Contents
How does the value of N affect the accuracy of a N-gram model?
In case of a long text, a large N can depict in a more accurate way the sequence of words but the graph and the complexity becomes higher. On the other hand, if N is small then the graph is smaller but the accuracy of the method is negatively affected.
What is the objective of n-gram models?
Given a sequence of N-1 words, an N-gram model predicts the most probable word that might follow this sequence. It’s a probabilistic model that’s trained on a corpus of text. Such a model is useful in many NLP applications including speech recognition, machine translation and predictive text input.
How is the accuracy of a classification calculated?
Classification accuracies were evaluated using various values of the parameter α. This parameter was set to 0.0, 0.2, 0.4, 0.6, 0.8, and 1.0. For each subject, five trials of test data were classified. Mean values of the classification rates for each α are shown in Fig. 15.
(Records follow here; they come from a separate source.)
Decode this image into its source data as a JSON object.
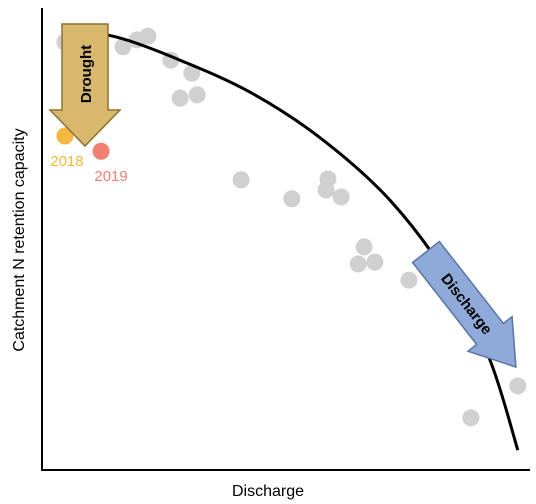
{
  "chart_data": {
    "type": "scatter",
    "xlabel": "Discharge",
    "ylabel": "Catchment N retention capacity",
    "xlim": [
      0,
      100
    ],
    "ylim": [
      0,
      100
    ],
    "series": [
      {
        "color": "#d0d0d0",
        "x": [
          4.7,
          7.8,
          16.6,
          19.5,
          21.7,
          26.4,
          30.7,
          28.3,
          31.8,
          40.8,
          51.2,
          58.6,
          58.2,
          61.3,
          66.0,
          64.8,
          68.2,
          75.2,
          87.9,
          97.5
        ],
        "values": [
          92.6,
          93.1,
          91.6,
          93.1,
          93.9,
          88.7,
          85.9,
          80.5,
          81.2,
          62.8,
          58.7,
          63.0,
          60.6,
          59.1,
          48.3,
          44.6,
          45.0,
          41.1,
          11.3,
          18.2
        ]
      },
      {
        "color": "#f5b840",
        "label": "2018",
        "x": [
          4.7
        ],
        "values": [
          72.3
        ]
      },
      {
        "color": "#f08070",
        "label": "2019",
        "x": [
          12.1
        ],
        "values": [
          69.0
        ]
      }
    ],
    "curve": {
      "color": "#000000",
      "x": [
        4.7,
        16.0,
        28.3,
        42.6,
        57.0,
        71.3,
        83.6,
        91.8,
        97.5
      ],
      "values": [
        95.7,
        93.5,
        88.7,
        81.8,
        71.9,
        58.4,
        41.1,
        23.8,
        4.3
      ]
    },
    "annotations": [
      "Drought",
      "Discharge"
    ]
  }
}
How is the n gram model used in sentiment analysis?
N-gram model: It is a method of checking ‘n’ continuous words or sounds from a given sequence of text or speech. This model helps to predict the next item in a sequence. In sentiment analysis, the n-gram model helps to analyze the sentiment of the text or document.
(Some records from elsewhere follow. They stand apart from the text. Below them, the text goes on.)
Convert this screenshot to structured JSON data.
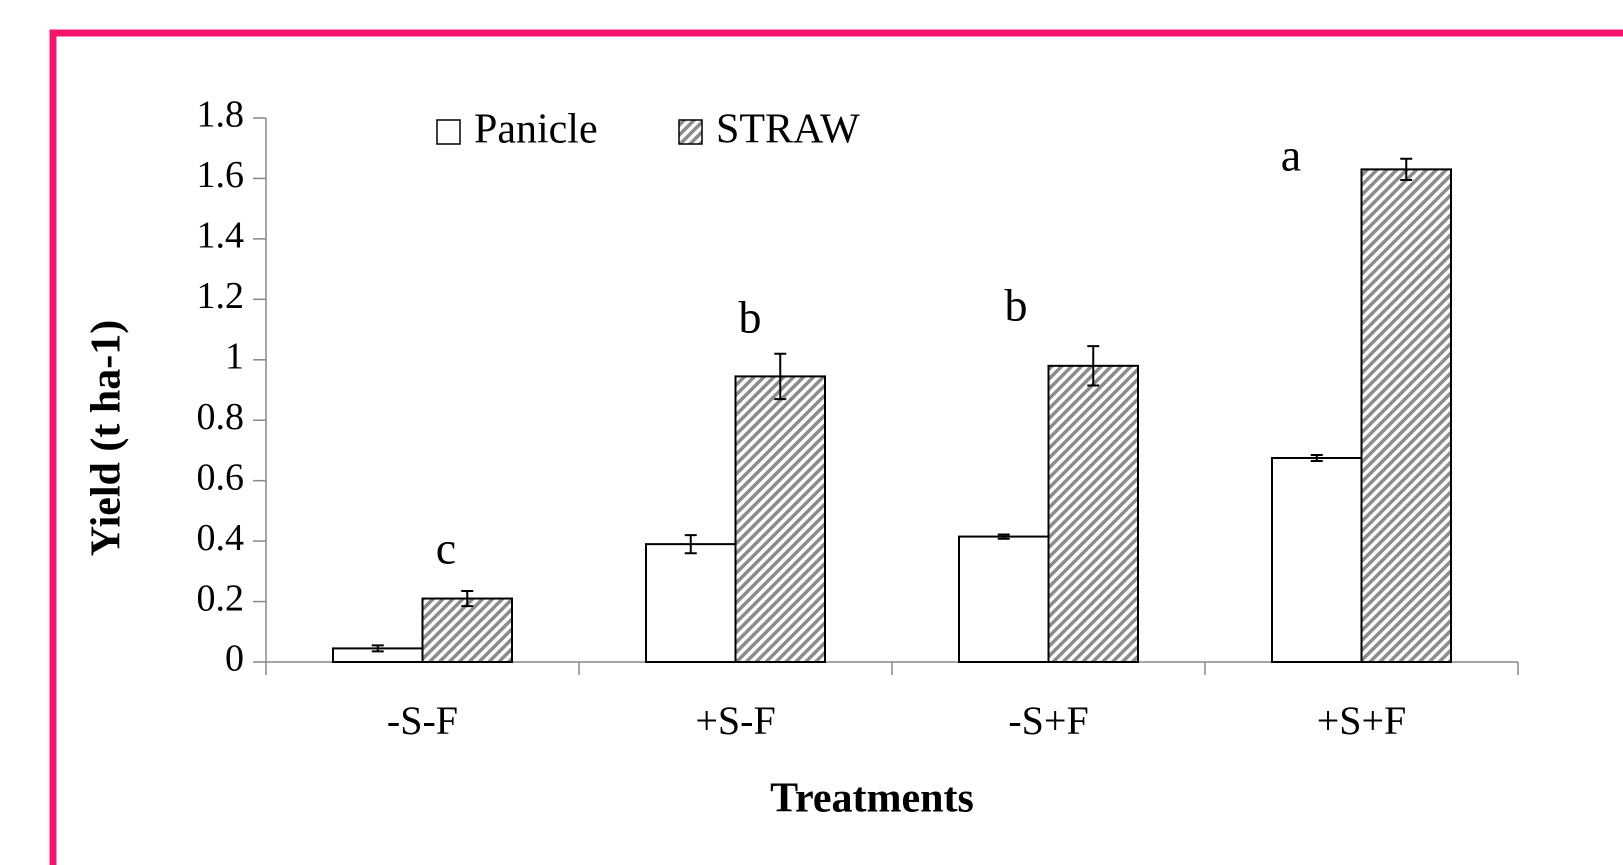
{
  "chart_data": {
    "type": "bar",
    "x_label": "Treatments",
    "y_label": "Yield (t ha-1)",
    "categories": [
      "-S-F",
      "+S-F",
      "-S+F",
      "+S+F"
    ],
    "series": [
      {
        "name": "Panicle",
        "color": "#ffffff",
        "values": [
          0.045,
          0.39,
          0.415,
          0.675
        ],
        "errors": [
          0.01,
          0.03,
          0.007,
          0.01
        ]
      },
      {
        "name": "STRAW",
        "color": "#8c8c8c",
        "hatch": true,
        "values": [
          0.21,
          0.945,
          0.98,
          1.63
        ],
        "errors": [
          0.025,
          0.075,
          0.065,
          0.035
        ]
      }
    ],
    "annotations": [
      "c",
      "b",
      "b",
      "a"
    ],
    "ylim": [
      0,
      1.8
    ],
    "yticks": [
      0,
      0.2,
      0.4,
      0.6,
      0.8,
      1,
      1.2,
      1.4,
      1.6,
      1.8
    ],
    "grid": false,
    "legend": "top"
  }
}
When does the classification rate rise in llgmn?
It can be found that the classification rate rises when α increases, especially for subjects C and D. In the case of α = 0.0, the classification results are only based on LLGMN. By increasing the influence of the task model, a better classification performance is available.
How are unigram, bigram, trigram models used for classification?
Unigram, Bigram, Trigram models and their combinations used for classification. The classification is done on IMDb movie review dataset. With the ever increasing social networking and online marketing sites, the reviews and blogs obtained from those, act as an important source for further analysis and improved decision making.